Multi-Provider LLM Lead Scoring

The Job to Be Done

When a new lead enters the pipeline, I want a reliable qualification score before any human reviews it, so I can prioritize high-intent leads and stop wasting sales capacity on weak ones. (User: Sales ops / SDR team)

Problem

Lead volume exceeded the capacity of the sales team to manually triage. Without a qualification layer, reps were working the pipeline in FIFO order - oldest leads first, regardless of quality. High-intent leads were aging in the queue while reps worked low-signal entries.

The workaround was informal scoring: reps used gut feel and available CRM data to mentally prioritize. This was inconsistent across reps and invisible to management.

Insight

The qualification signal existed in the lead data - company size, category, stated monthly volume, source touchpoint. The problem was that no system was reading this data and producing a consistent score. Two reps looking at the same lead would reach different conclusions.

The scoring criteria were articulable. If they could be written down, they could be prompted.

Key Decisions

Decision 1: Multi-provider chain over single model

Single model evaluation showed accuracy drops on edge cases - particularly leads with incomplete data or ambiguous category descriptions. A multi-provider chain with fallback routing to a secondary model on low-confidence outputs improved overall precision.

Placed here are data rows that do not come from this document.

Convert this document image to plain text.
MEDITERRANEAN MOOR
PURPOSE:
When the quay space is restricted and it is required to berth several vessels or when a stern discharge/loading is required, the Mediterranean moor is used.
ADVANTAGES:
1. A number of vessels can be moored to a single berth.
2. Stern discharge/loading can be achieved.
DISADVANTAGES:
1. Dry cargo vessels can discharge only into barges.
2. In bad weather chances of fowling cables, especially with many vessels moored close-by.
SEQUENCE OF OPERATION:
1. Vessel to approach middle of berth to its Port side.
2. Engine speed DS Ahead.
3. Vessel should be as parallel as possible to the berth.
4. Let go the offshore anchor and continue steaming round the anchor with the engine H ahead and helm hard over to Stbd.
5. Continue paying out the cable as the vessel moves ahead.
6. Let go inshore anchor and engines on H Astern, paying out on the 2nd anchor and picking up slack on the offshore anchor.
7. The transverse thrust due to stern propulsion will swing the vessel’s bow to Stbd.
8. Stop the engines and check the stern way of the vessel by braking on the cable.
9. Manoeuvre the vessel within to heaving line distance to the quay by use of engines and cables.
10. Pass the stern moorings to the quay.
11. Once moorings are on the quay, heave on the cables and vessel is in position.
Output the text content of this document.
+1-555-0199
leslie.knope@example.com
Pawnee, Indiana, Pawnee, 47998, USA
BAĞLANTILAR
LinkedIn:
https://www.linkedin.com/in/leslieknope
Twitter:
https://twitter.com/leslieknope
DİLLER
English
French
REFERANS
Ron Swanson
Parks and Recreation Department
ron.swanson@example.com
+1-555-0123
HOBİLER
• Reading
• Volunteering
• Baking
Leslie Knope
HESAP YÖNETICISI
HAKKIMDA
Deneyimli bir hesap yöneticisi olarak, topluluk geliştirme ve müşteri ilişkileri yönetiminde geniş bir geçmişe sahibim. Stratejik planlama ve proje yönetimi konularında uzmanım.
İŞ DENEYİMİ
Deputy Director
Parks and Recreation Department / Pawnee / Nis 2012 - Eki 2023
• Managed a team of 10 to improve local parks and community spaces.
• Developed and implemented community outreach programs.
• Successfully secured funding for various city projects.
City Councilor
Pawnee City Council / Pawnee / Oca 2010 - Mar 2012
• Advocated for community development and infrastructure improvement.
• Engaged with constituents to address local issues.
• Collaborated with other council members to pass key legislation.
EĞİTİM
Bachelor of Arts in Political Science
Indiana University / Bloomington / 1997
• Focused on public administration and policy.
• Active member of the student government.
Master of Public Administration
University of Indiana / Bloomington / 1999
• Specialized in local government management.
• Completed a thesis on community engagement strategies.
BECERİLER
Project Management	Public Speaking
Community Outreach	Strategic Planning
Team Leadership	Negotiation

AI Triangle trade-off: Quality + Cost over Latency. Lead scoring happens asynchronously - a rep reviews the queue, not a real-time stream. An extra 1-2 seconds per scoring call is irrelevant to the user experience. Quality and cost per scored lead were the metrics that mattered.

Decision 2: Scoring logic in the prompt, not in code

Qualification criteria were encoded in the prompt as structured rules, not hardcoded in application logic. This meant sales ops could adjust scoring thresholds by updating the prompt - no deployment required. Reduced dependency on engineering for what was fundamentally a business rules problem.

Decision 3: Human review on low-confidence scores

Scores below a confidence threshold were flagged for human review rather than auto-assigned to a tier. This preserved trust in the system during the validation period and gave us a labeled dataset to measure against.

What I Cut and Why

Real-time scoring on form submit: Medium Impact / High Effort → deferred. Batch scoring on ingestion was sufficient. Real-time adds webhook infrastructure and error-handling complexity not justified by the latency requirements of the downstream workflow.

Custom fine-tuned model: High Impact (eventually) / Very High Effort → cut. No training data existed at the start. Prompt engineering against a general model with structured output was the right starting point. Fine-tuning is a future option once a labeled dataset exists.

Automated CRM tier assignment: Medium Impact / Medium Effort → deferred. Reps needed to build trust in the scores before acting on them automatically. Showing the score as an advisory signal first, then automating the action after validation, was the safer adoption path.

Outcome

North Star: Sales pipeline quality (revenue conversion rate from scored leads)

L1 results:

Higher-quality lead pipeline for sales follow-up
Consistent qualification criteria across all reps
Low-confidence leads routed to human review - created a validation loop

What I’d do differently: Define precision and recall targets before shipping. We optimized for precision (don’t misqualify a good lead) but didn’t formally track recall (don’t miss a good lead either). In retrospect, both metrics should have been instrumented from day one with agreed thresholds.